Anticipating:  On April 6th, we find out whether this kid is a mini me or a mini Jeff; if we are all lucky, this kid will be a mini me whether it's male or female. I am not sure the world can contend with another ball of energy like Jeff. Okay, I am not sure I can contend with another ball of energy like Jeff. Just tonight, I was lying peacefully on the bed when he came upstairs and started blowing in my face. Earlier, he decided to play the "let's see how loudly and obnoxiously I can chew these cheeseballs." Dude kills me.


Tuesday, March 3, 2015

Colors and an Unlikely Superhero

One day in the coming months, those walls behind me will not be the color of banana's rejected turd of a brother. (People tell me to call it "manila," but I love manila folders way more than bananas, so there you have it.) Instead, they will be a calming gray, just like our bedroom walls. Provided this wicked winter weather does not thwart my plans tomorrow, I shall have a new paint job on my hair as well. Thankfully, the doctor and my stylist, who has two boys of her own, say that highlights are safe for me. I fear I would crumble under the weight of this hair shituation if I could not fix it until September.

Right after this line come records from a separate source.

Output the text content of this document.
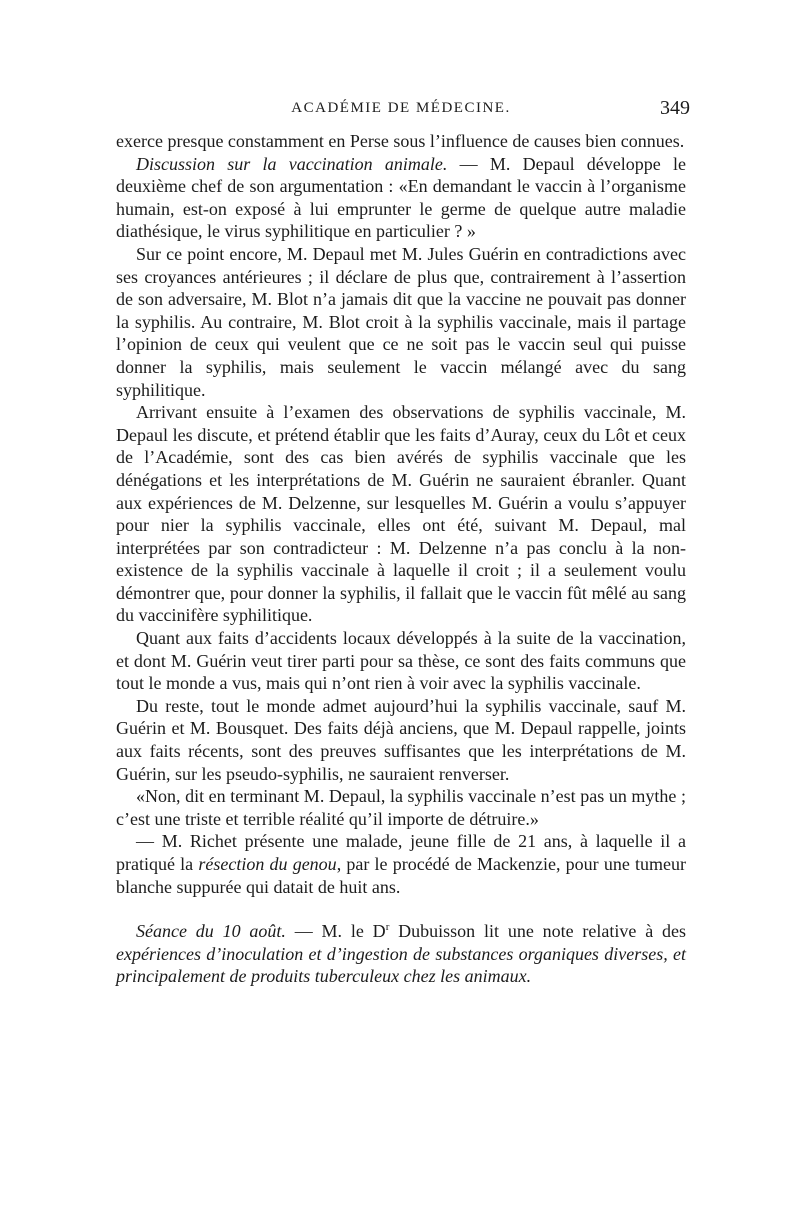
ACADÉMIE DE MÉDECINE.	349

exerce presque constamment en Perse sous l’influence de causes bien connues.

Discussion sur la vaccination animale. — M. Depaul développe le deuxième chef de son argumentation : «En demandant le vaccin à l’organisme humain, est-on exposé à lui emprunter le germe de quelque autre maladie diathésique, le virus syphilitique en particulier ? »

Sur ce point encore, M. Depaul met M. Jules Guérin en contradictions avec ses croyances antérieures ; il déclare de plus que, contrairement à l’assertion de son adversaire, M. Blot n’a jamais dit que la vaccine ne pouvait pas donner la syphilis. Au contraire, M. Blot croit à la syphilis vaccinale, mais il partage l’opinion de ceux qui veulent que ce ne soit pas le vaccin seul qui puisse donner la syphilis, mais seulement le vaccin mélangé avec du sang syphilitique.

Arrivant ensuite à l’examen des observations de syphilis vaccinale, M. Depaul les discute, et prétend établir que les faits d’Auray, ceux du Lôt et ceux de l’Académie, sont des cas bien avérés de syphilis vaccinale que les dénégations et les interprétations de M. Guérin ne sauraient ébranler. Quant aux expériences de M. Delzenne, sur lesquelles M. Guérin a voulu s’appuyer pour nier la syphilis vaccinale, elles ont été, suivant M. Depaul, mal interprétées par son contradicteur : M. Delzenne n’a pas conclu à la non-existence de la syphilis vaccinale à laquelle il croit ; il a seulement voulu démontrer que, pour donner la syphilis, il fallait que le vaccin fût mêlé au sang du vaccinifère syphilitique.

Quant aux faits d’accidents locaux développés à la suite de la vaccination, et dont M. Guérin veut tirer parti pour sa thèse, ce sont des faits communs que tout le monde a vus, mais qui n’ont rien à voir avec la syphilis vaccinale.

Du reste, tout le monde admet aujourd’hui la syphilis vaccinale, sauf M. Guérin et M. Bousquet. Des faits déjà anciens, que M. Depaul rappelle, joints aux faits récents, sont des preuves suffisantes que les interprétations de M. Guérin, sur les pseudo-syphilis, ne sauraient renverser.

«Non, dit en terminant M. Depaul, la syphilis vaccinale n’est pas un mythe ; c’est une triste et terrible réalité qu’il importe de détruire.»

— M. Richet présente une malade, jeune fille de 21 ans, à laquelle il a pratiqué la résection du genou, par le procédé de Mackenzie, pour une tumeur blanche suppurée qui datait de huit ans.

Séance du 10 août. — M. le $D^r$ Dubuisson lit une note relative à des expériences d’inoculation et d’ingestion de substances organiques diverses, et principalement de produits tuberculeux chez les animaux.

Also, I have a random thought for you today, which makes this thought no different from any other thought I share with you. I think that if asparagus were a superhero, then its tagline would read: Defender of Short Term Memory. We all know full well that it saves us from using the line, "I can't even remember what I had for dinner last night." Fear not, asparagus will not allow you to forget. Now, what would we name this superhero? Hit me with your best ideas.

The Look:
Tunic: PinkBlush Maternity  (same in light pink/black, similar)
Leggings: Target? Old Navy? I cannot remember.